評価とブクマが増えてる!!!(*゜∀゜*)

入れて下さったかたありがとうございます!O(≧∇≦)O

古芭白邁進します!精進します! (`・ω・´)

「それで最後はライル様のことね」


 アンナが落ちついたところで、リリは最後の問題について切り出した。

 2人の背後に立つアンナは先ほどの狂瀾ぶりが嘘のようにいつもの感情を見せない表情に戻っていた。

 ルルはそんなアンナをチラチラと警戒しながら、リリの質問にため息がでそうだった。


「どうしても話さないといけませんか?」

「どうしても話せない?」


 それには答えずルルはじっとリリを見詰めた。


「今日ライル様たちが接触してきたわ。このまま誤魔化し続けることはきないでしょ?」

「殿下たちに魂魄置換のことを話すのは?」

「できれば最後の手段にしたいわ」

「どうしてですか?殿下たちなら力になって……」

「私との婚約を破棄する陰謀わるだくみの最中でしょ?それにやはりライル様たちには話すわけにはいかないの」

「どうしてですか?殿下たちはとても良い人たちだと思います。きっと協力して……」


 リリはルルの言葉を手で制した。


 リリはルルがあの側近3人たちとだいぶん気心が知れたのだろうと思った。人当たりのよいライルとお人好しのあの3人だ。今のルルを見れば打ち解けていてもおかしくはない。


 リリのこの予想はあたっていた。

 ルルはライルとその側近3人に強い仲間意識を持っていた。

 無理もない。学園に入り友人がいない孤立した状態で、同じ企みを遂行している仲だ。自然と仲良くなったのだろう。
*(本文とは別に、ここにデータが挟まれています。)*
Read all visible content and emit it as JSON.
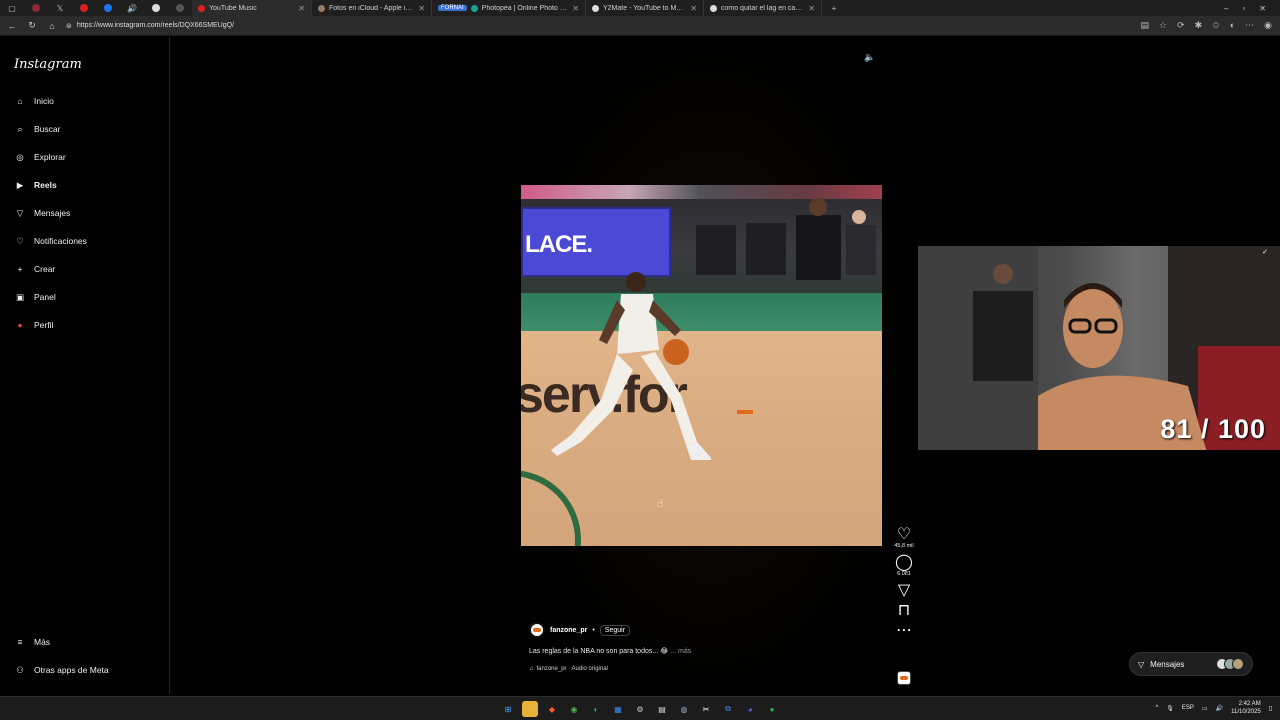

「ルル……そうねライル様たちはとても気持ちのよい方がたよね。でも……」


 リリはライルやあの3人が貴族としては問題でも人としてはお人好しの好感の持てる人物だとは思っている。正直に言えば彼ら3人の能力だけの野心の強い兄弟たちよりも人として彼らは信用できるだろう。だからライルは彼らを側近にしたのだ。


 だが、今回の件ではそれは関係ないのだ。


「私もね最初は周囲に露見してもよいかと思っていたの。だけどルルも魂魄置換の話を聞いたでしょ?」


 リリはかみ砕いてルルに説明を始めた。

 先の襲撃、偶然も否定できないがタイミング的に今回の件に関わるだろうこと。

 エルゼやアンナの言うように、この魂魄置換に大きな陰謀の可能性があること。

 魂魄置換の話をして協力を仰いだら、その者達にも累が及ぶ可能性があること。

 禁忌術を使った王家を狙う陰謀ならば犯人は高位貴族である可能性が高いこと。

 そして、高位貴族が犯人なら側近達の親族の中に犯人がいる可能性もあること。


「だからライル様たちに話すわけにはいかないの。ライル様だけでもだめよ。ライル様とあの側近たちはとても強い信頼関係があるわ。ライル様に秘密を共有させてあの3人に対する負い目は負わせたくないわ」

「……はい」


 ルルもライルたちがとても仲のよい友人関係であることは分かっている。今までその輪の中にいたのだ。だから、その関係性を壊したくはない。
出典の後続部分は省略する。